Skip to main content

Corpus Quality

Abstract

Corpus Quality

This section contains a short guide on how to use the additional information on the corpus quality information available in PoolParty after the analysis has been performed.

The quality of extracted terms depends strongly on the provided corpus, the following parameters effect the corpus quality:

  • Number and size of documents:

    A corpus with a larger number of small documents will provide better results than a corpus with a small number of large documents.

  • Relevancy of documents:

    The documents should be selected as a representative sample of the domain, document set or topic your thesaurus should represent.

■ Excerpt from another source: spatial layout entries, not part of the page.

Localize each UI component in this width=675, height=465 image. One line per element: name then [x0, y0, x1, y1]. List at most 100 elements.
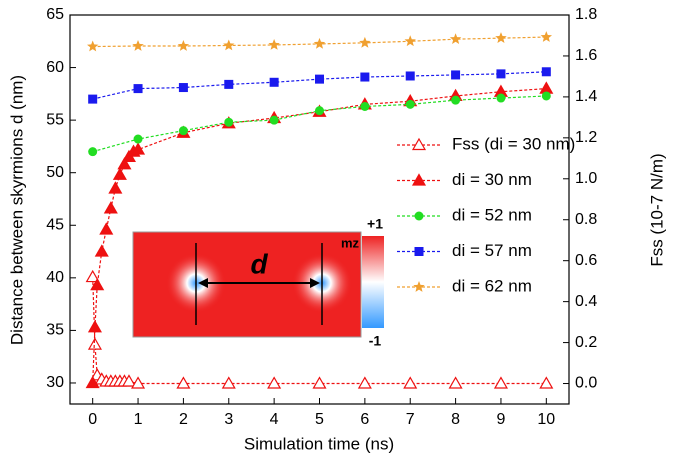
- point: [178, 83, 188, 93]
- point: [131, 376, 146, 389]
- x-tick-label: 7: [406, 411, 415, 428]
- legend-label: Fss (di = 30 nm): [452, 134, 575, 153]
- point: [117, 157, 132, 170]
- y-tick-label: 60: [46, 59, 64, 76]
- point: [413, 281, 425, 292]
- y2-tick-label: 1.2: [575, 129, 597, 146]
- y2-tick-label: 1.0: [575, 170, 597, 187]
- y2-tick-label: 1.6: [575, 47, 597, 64]
- inset: d mz +1 -1: [132, 216, 384, 349]
- point: [85, 269, 100, 283]
- point: [224, 79, 234, 89]
- y-tick-label: 40: [46, 269, 64, 286]
- point: [133, 134, 143, 144]
- point: [94, 244, 109, 257]
- y2-tick-label: 0.6: [575, 252, 597, 269]
- point: [496, 69, 506, 79]
- y2-axis-label: Fss (10-7 N/m): [647, 153, 666, 266]
- point: [269, 77, 279, 87]
- point: [540, 31, 552, 42]
- point: [268, 39, 280, 50]
- point: [359, 36, 371, 48]
- x-tick-label: 0: [88, 411, 97, 428]
- x-tick-label: 6: [360, 411, 369, 428]
- inset-d-label: d: [250, 248, 268, 279]
- point: [405, 99, 415, 109]
- colorbar-max: +1: [367, 216, 383, 232]
- point: [269, 115, 279, 125]
- point: [223, 39, 235, 51]
- point: [178, 126, 188, 136]
- point: [414, 211, 424, 221]
- y-tick-label: 65: [46, 6, 64, 23]
- y-tick-label: 50: [46, 164, 64, 181]
- y2-tick-label: 0.0: [575, 375, 597, 392]
- point: [403, 376, 418, 389]
- y-tick-label: 35: [46, 322, 64, 339]
- point: [357, 376, 372, 389]
- point: [88, 94, 98, 104]
- y2-tick-label: 1.4: [575, 88, 597, 105]
- point: [360, 72, 370, 82]
- x-tick-label: 9: [497, 411, 506, 428]
- point: [88, 147, 98, 157]
- point: [99, 222, 114, 235]
- point: [451, 95, 461, 105]
- point: [496, 93, 506, 103]
- series-line: [92, 71, 547, 100]
- point: [315, 74, 324, 84]
- point: [539, 376, 554, 389]
- point: [493, 376, 508, 389]
- point: [541, 67, 551, 77]
- y2-tick-label: 0.8: [575, 211, 597, 228]
- x-tick-label: 10: [537, 411, 555, 428]
- point: [85, 375, 100, 389]
- point: [495, 32, 507, 43]
- y-tick-label: 30: [46, 374, 64, 391]
- legend-label: di = 30 nm: [452, 170, 532, 189]
- point: [176, 376, 191, 389]
- point: [177, 40, 190, 51]
- point: [87, 320, 102, 333]
- point: [87, 40, 99, 52]
- point: [121, 374, 137, 387]
- point: [313, 37, 326, 49]
- point: [448, 376, 463, 389]
- y-tick-label: 45: [46, 216, 64, 233]
- y-tick-label: 55: [46, 111, 64, 128]
- legend-label: di = 62 nm: [452, 276, 532, 295]
- legend-label: di = 52 nm: [452, 205, 532, 224]
- point: [449, 33, 462, 44]
- point: [90, 277, 105, 291]
- point: [112, 167, 127, 180]
- x-tick-label: 8: [451, 411, 460, 428]
- point: [405, 71, 415, 81]
- y2-tick-label: 0.4: [575, 293, 597, 310]
- x-axis-label: Simulation time (ns): [244, 434, 394, 453]
- point: [131, 142, 146, 155]
- point: [224, 117, 234, 127]
- point: [404, 35, 416, 47]
- x-tick-label: 5: [315, 411, 324, 428]
- point: [133, 84, 143, 94]
- colorbar-min: -1: [369, 333, 382, 349]
- y2-tick-label: 1.8: [575, 6, 597, 23]
- colorbar-title: mz: [341, 235, 360, 250]
- point: [451, 70, 461, 80]
- y-axis-label: Distance between skyrmions d (nm): [7, 75, 26, 345]
- point: [312, 376, 327, 389]
- point: [411, 173, 427, 186]
- point: [411, 137, 427, 151]
- point: [87, 337, 102, 350]
- point: [315, 106, 324, 116]
- point: [221, 376, 236, 389]
- point: [267, 376, 282, 389]
- legend-label: di = 57 nm: [452, 241, 532, 260]
- point: [541, 91, 551, 101]
- y2-tick-label: 0.2: [575, 334, 597, 351]
- point: [414, 247, 424, 256]
- point: [360, 101, 370, 111]
- x-tick-label: 4: [270, 411, 279, 428]
- x-tick-label: 2: [179, 411, 188, 428]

PoolParty indicates the quality of a corpus in the Corpus Analysis Summary panel.

You find the following information in this panel:

  • Number of Extracted Concepts in the first row of the summary.

  • Number of Extracted Terms in the second row.

  • Extracted Concepts Occurrences let you know how often the extracted concepts have been found in your corpus.

  • Extracted Terms Occurrences let you know how often the extracted terms have been been found in your corpus.

    • The Status icon indicates the quality of the corpus and is based on the Extracted Terms Occurrences.

Corpus Quality Status Examples

Below 250,000 terms a red Status icon is displayed and extracted terms are not shown in the document details view.

23899932.png

In the range of 500,000 to 1,000,000 the Extracted Term Occurrences quality is considered to be medium. This is indicated with a yellow Status icon and extracted terms are shown in the documents details view.

23899934.png

Above 1,000,000 Extracted Term occurrences quality is considered to be high. This is indicated with a green Status icon and extracted terms are shown in the Documents Details Tab.

23899933.png